Lors des 7 derniers Grands Prix, Arnoux termine deux fois 2e (Grande-Bretagne et USA Est) et réalise deux poles position (Autriche et Pays-Bas) tandis que pour Jabouille enregistre 6 abandons et une 14e place.
Les Années 1980 : L'Ère Turbo et l'Arrivée de Prost
En 1981, un jeune prodige fait son entrée dans la firme au losange : Alain Prost. En y ajoutant le moteur turbo devenu compétitif, la saison 1981 s'annonce plutôt bonne. Les voitures sont plus fiables, Prost remporte 3 courses (dont une à domicile) et deux 2e places dans la deuxième moitié de la saison.
1982 est encore meilleure ! Prost commence la saison par deux victoires consécutives, mais enchaîne ensuite 7 Grands Prix sans marquer de points. Lors du Grand prix de France, les Renault réalisent le doublé, Arnoux précédant Prost, devant les pilotes Ferrari Pironi et Tambay : 4 français aux 4 premières places !

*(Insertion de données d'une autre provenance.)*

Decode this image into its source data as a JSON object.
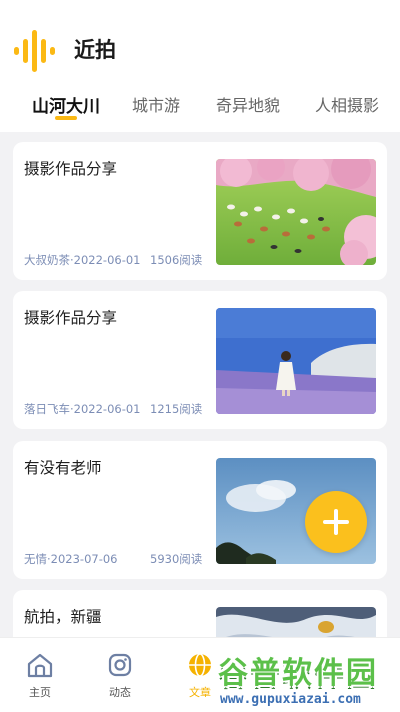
{
  "app": {
    "title": "近拍",
    "logo_icon": "sound-wave-logo-icon",
    "accent": "#fbb914"
  },
  "tabs": [
    {
      "label": "山河大川",
      "active": true
    },
    {
      "label": "城市游",
      "active": false
    },
    {
      "label": "奇异地貌",
      "active": false
    },
    {
      "label": "人相摄影",
      "active": false
    }
  ],
  "posts": [
    {
      "title": "摄影作品分享",
      "meta": "大叔奶茶·2022-06-01",
      "reads": "1506阅读",
      "image": "pink-trees-goats-meadow-photo"
    },
    {
      "title": "摄影作品分享",
      "meta": "落日飞车·2022-06-01",
      "reads": "1215阅读",
      "image": "girl-lavender-lake-photo"
    },
    {
      "title": "有没有老师",
      "meta": "无情·2023-07-06",
      "reads": "5930阅读",
      "image": "blue-sky-clouds-photo"
    },
    {
      "title": "航拍，新疆",
      "meta": "",
      "reads": "",
      "image": "aerial-snow-landscape-photo"
    }
  ],
  "fab": {
    "icon": "plus-icon"
  },
  "bottom_nav": [
    {
      "label": "主页",
      "icon": "home-icon",
      "active": false
    },
    {
      "label": "动态",
      "icon": "camera-icon",
      "active": false
    },
    {
      "label": "文章",
      "icon": "globe-icon",
      "active": true
    }
  ],
  "watermark": {
    "title": "谷普软件园",
    "url": "www.gupuxiazai.com"
  }
}
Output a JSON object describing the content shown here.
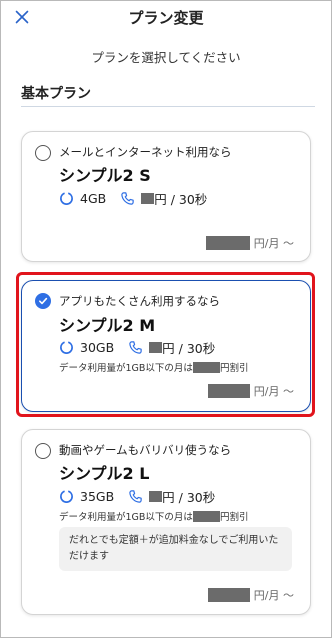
{
  "header": {
    "title": "プラン変更",
    "close_icon": "close-icon"
  },
  "subtitle": "プランを選択してください",
  "section": {
    "title": "基本プラン"
  },
  "plans": [
    {
      "lead": "メールとインターネット利用なら",
      "name": "シンプル2 S",
      "data_amount": "4GB",
      "call_rate_suffix": "円 / 30秒",
      "price_unit": "円/月 〜",
      "selected": false
    },
    {
      "lead": "アプリもたくさん利用するなら",
      "name": "シンプル2 M",
      "data_amount": "30GB",
      "call_rate_suffix": "円 / 30秒",
      "discount_note_prefix": "データ利用量が1GB以下の月は",
      "discount_note_suffix": "円割引",
      "price_unit": "円/月 〜",
      "selected": true
    },
    {
      "lead": "動画やゲームもバリバリ使うなら",
      "name": "シンプル2 L",
      "data_amount": "35GB",
      "call_rate_suffix": "円 / 30秒",
      "discount_note_prefix": "データ利用量が1GB以下の月は",
      "discount_note_suffix": "円割引",
      "info": "だれとでも定額＋が追加料金なしでご利用いただけます",
      "price_unit": "円/月 〜",
      "selected": false
    }
  ],
  "colors": {
    "accent": "#2f6fe4",
    "selected_border": "#1a4fb0",
    "highlight_outline": "#e1141c",
    "redaction": "#6b6b6b"
  }
}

Puis vient l'année 1983, et là, la véritable occasion de s'emparer du titre. Associé à Cheever, Prost va remporter 4 victoires et est en bonne position pour le titre. Mais Piquet et Brabham reviennent très vite, trop vite pour Renault qui voit son jeune prodige perdre le titre lors de la dernière course en Afrique du Sud. Renault poursuit sa carrière en tant que constructeur deux saisons encore.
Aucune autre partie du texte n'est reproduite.